PartenariatDaurade génétiquement modifiée par édition génomique
Une daurade génétiquement modifiée par édition génomique est en test au Japon. Et la Suisse?
- par
- Luigi D’Andrea, ASGG
La question de la régulation et de l’étiquetage des nouvelles techniques de modification génétique et en particulier de l’édition génomique est en débat partout dans le monde. Le Japon a adopté une position très laxiste où il ne souhaite pas du tout réguler ces techniques. Cela ouvre une voie pour la modification génétique de beaucoup d’espèces sans aucune évaluation du risque, ni étiquetage.
La société Regional Fish basée à Kyoto a développé une daurade génétiquement modifiée qui développe 20 % de viande en plus que ses homologues sauvages. Cela a été rendu possible en désactivant un gène qui contrôle la croissance musculaire. Le poisson «super-musclé» a été créé en collaboration avec l'université de Kyoto et l'université de Kindai. De telles modifications ont déjà été faites auparavant sur le cochon. Le projet a été abandonné car les animaux sont difformes, développent d’autres maladies et les consommateurs n’en veulent pas. Ce genre de modifications pose des questions éthiques…visiblement un peu moins lorsqu’il s’agit d’un poisson.
Ventes-test au Japon
La société a déjà commencé à prendre des commandes pour des ventes-test le 17 septembre. Comme aucun gène étranger n'a été ajouté au poisson, il n'est pas nécessaire de soumettre le produit à des tests de sécurité, a décidé un groupe du ministère japonais de la santé. Cependant une dorade de ce type n’est jamais apparue durant les millions d’années d’évolution car le type de gène modifié est très conservé dans la nature. Et c’est précisément là le problème: avec l’édition génomique, il est possible de modifier des gènes qui ne le seraient jamais autrement. La question de savoir s’il y a de l’ADN étranger ou pas n’est pas centrale. De même pour la question de savoir si la modification est importante ou pas. Même une modification minime peut engendrer de grands effets.

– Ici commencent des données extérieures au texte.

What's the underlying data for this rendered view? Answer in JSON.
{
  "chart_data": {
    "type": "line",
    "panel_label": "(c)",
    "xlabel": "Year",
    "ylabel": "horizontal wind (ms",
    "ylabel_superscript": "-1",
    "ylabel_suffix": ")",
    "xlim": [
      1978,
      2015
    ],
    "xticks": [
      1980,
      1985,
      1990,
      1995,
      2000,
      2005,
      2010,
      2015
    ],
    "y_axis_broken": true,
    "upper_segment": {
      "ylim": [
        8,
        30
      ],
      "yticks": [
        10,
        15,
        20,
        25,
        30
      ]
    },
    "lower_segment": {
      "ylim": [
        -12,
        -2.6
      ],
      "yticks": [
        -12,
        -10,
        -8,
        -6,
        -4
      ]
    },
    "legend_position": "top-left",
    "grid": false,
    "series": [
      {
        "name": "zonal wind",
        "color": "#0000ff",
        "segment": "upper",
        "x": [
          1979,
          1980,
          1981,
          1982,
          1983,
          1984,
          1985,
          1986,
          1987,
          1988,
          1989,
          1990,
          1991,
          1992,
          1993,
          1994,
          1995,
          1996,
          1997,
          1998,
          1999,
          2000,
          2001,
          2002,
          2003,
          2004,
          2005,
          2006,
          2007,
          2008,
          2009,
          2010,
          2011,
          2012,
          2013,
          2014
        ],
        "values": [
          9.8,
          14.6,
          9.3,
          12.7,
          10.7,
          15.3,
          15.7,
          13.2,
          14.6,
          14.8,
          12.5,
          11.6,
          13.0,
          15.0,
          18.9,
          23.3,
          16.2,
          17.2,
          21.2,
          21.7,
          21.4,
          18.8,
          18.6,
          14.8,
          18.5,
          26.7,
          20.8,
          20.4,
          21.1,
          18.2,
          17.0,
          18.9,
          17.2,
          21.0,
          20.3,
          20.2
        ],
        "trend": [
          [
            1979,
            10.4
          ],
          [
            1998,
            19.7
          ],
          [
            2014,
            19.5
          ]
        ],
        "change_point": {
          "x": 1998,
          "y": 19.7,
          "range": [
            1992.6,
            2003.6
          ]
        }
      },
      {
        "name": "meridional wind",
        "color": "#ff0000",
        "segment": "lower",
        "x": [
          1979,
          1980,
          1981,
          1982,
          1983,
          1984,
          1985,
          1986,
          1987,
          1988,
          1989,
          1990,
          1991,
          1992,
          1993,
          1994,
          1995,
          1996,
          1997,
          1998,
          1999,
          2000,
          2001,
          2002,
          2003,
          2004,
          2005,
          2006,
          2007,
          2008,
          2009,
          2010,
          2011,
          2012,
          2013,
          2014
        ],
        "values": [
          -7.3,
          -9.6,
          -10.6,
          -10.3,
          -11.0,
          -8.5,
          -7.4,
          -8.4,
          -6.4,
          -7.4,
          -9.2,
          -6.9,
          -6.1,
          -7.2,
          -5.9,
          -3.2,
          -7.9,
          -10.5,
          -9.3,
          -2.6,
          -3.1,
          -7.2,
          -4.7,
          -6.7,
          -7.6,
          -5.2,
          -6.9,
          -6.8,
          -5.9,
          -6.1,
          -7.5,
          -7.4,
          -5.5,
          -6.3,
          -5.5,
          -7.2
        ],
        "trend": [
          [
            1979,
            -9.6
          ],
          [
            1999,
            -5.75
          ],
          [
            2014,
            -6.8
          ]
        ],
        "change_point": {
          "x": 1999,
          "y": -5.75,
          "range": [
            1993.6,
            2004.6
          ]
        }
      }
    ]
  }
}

Des produits fabriqués à partir du poisson modifié sont déjà proposés à la dégustation via une plateforme de crowdfunding: par exemple, de la dorade séchée au kombu ou cuisinée avec du riz. Dans ce canal de distribution, les produits seront cependant toujours clairement étiquetés «modifiés par édition du génome». La première étape consistera à analyser les réactions à ces ventes-test, après quoi les ventes commerciales seront ciblées, déclare le président Umekawa Tanadori. L'objectif de l'entreprise, dit-il, est de revitaliser l'économie régionale en développant des poissons adaptés aux différentes régions marines.
L'édition du génome
La daurade est le premier aliment d'origine animale modifié par édition du génome au monde. Mais si les animaux génétiquement manipulés sont autorisés, même dans des pays lointains, ce n'est qu'une question de temps avant qu'ils ne se retrouvent dans nos assiettes à nous aussi. C'est ce que montre également l'exemple d'un saumon génétiquement modifié - encore modifié par transgénèse - qui a déjà été vendu à la tonne au Canada. Même avec ce poisson transgénique, les autorités locales ont du mal à garder un œil sur les importations illégales.

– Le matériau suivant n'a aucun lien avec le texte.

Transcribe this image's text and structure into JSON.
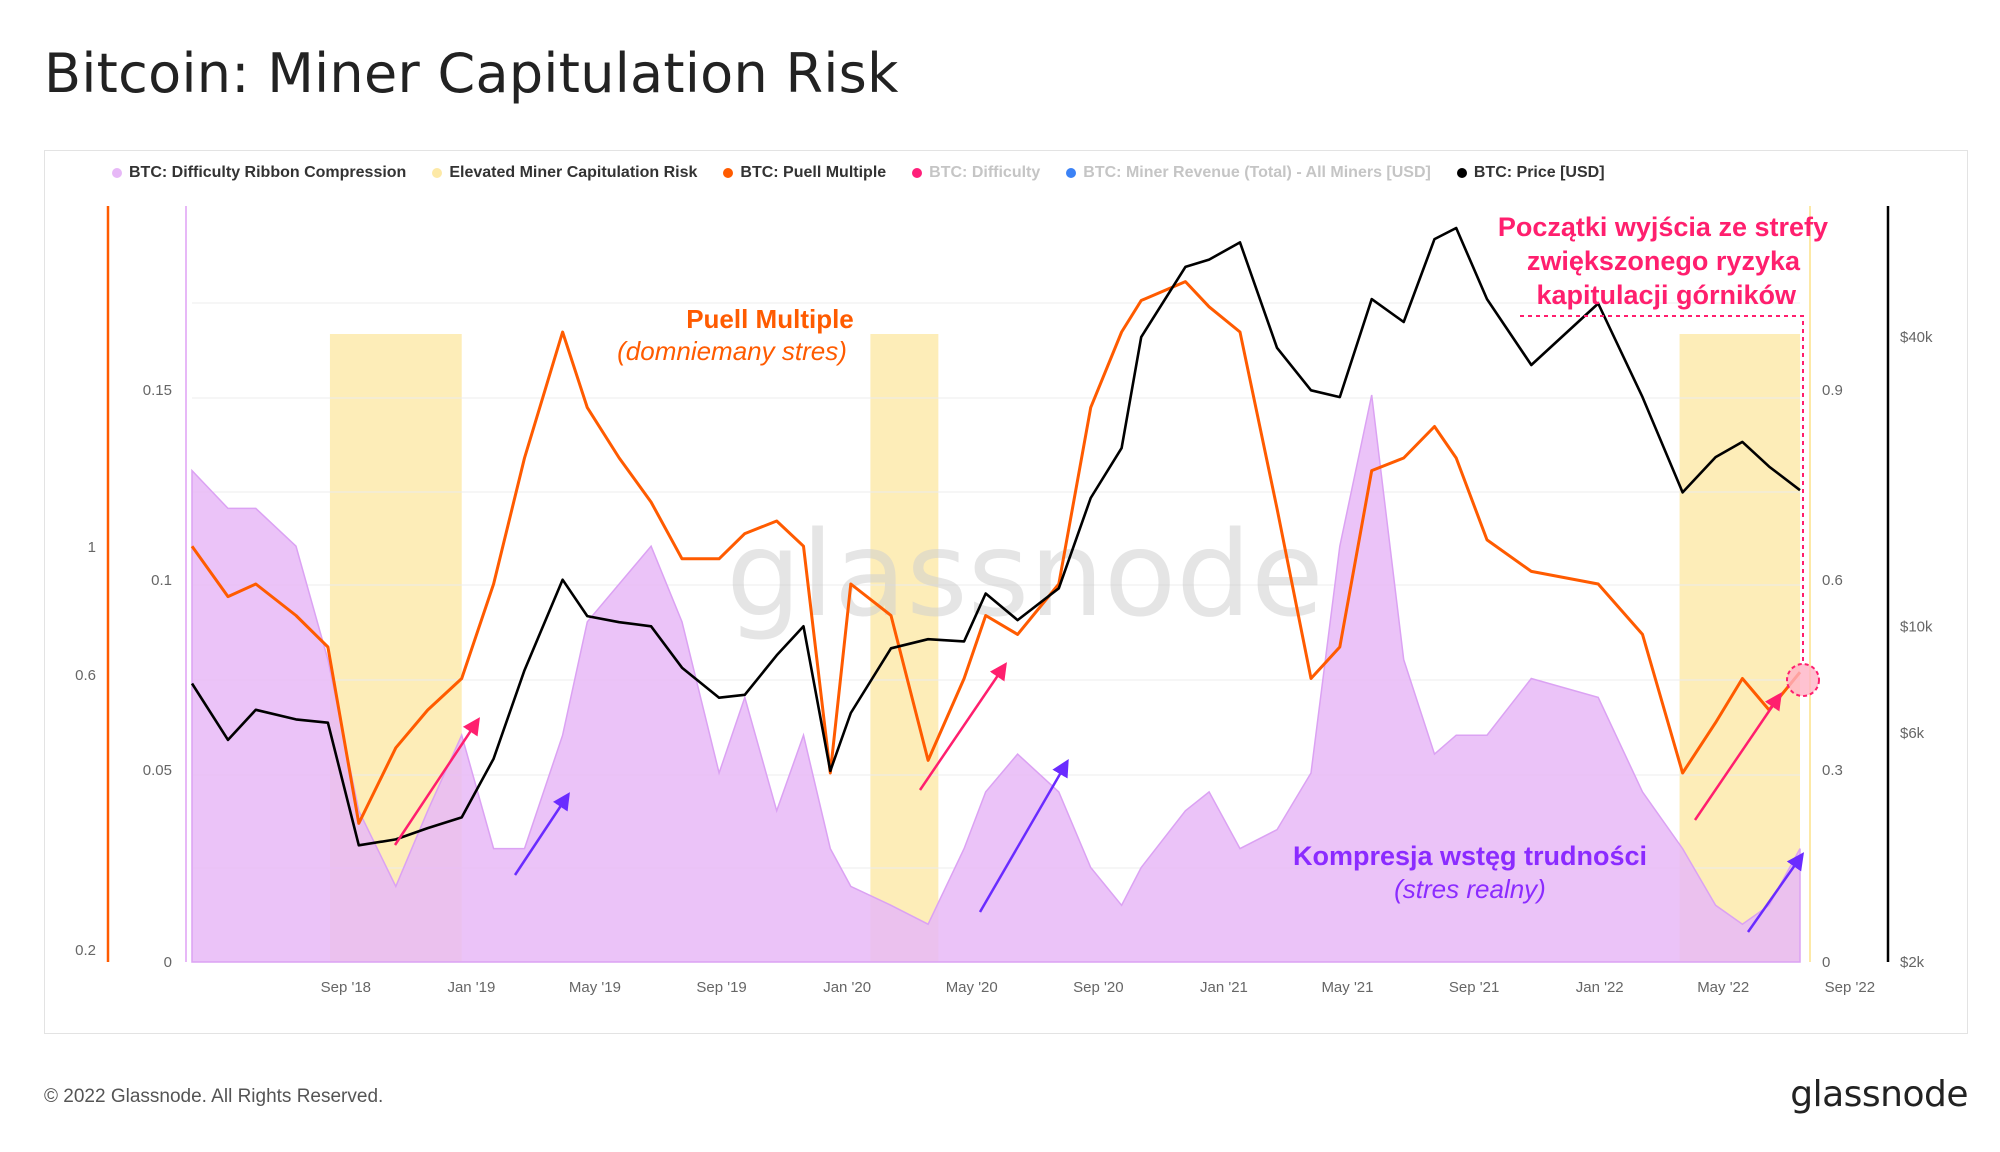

Contrairement au génie génétique classique, l'édition du génome peut être appliquée à une grande variété d'espèces animales car les ciseaux génétiques CRISPR/Cas semblent surmonter sans effort l'obstacle technique précédent. Le nombre d'espèces animales pouvant être modifiées à l'aide de l'édition du génome augmentant rapidement, les autorités de contrôle pourraient en perdre totalement la trace en cas de déréglementation. Cela mettrait massivement en danger la transparence, l'environnement et la santé, car les risques de la modification génétique pour les humains et les animaux sont encore largement méconnus.
Et en Suisse?
En Suisse, la question du moratoire et de la régulation de ces techniques est en débat au Parlement. Le Conseil national a choisi de prolonger le moratoire et d’y inclure les nouvelles techniques de modification génétique. Le Conseil des Etats devra se prononcer durant la session d’hiver. Est-ce que le peuple suisse est prêt à accueillir ce genre de produits sur ses étales sans évaluation ni étiquetage?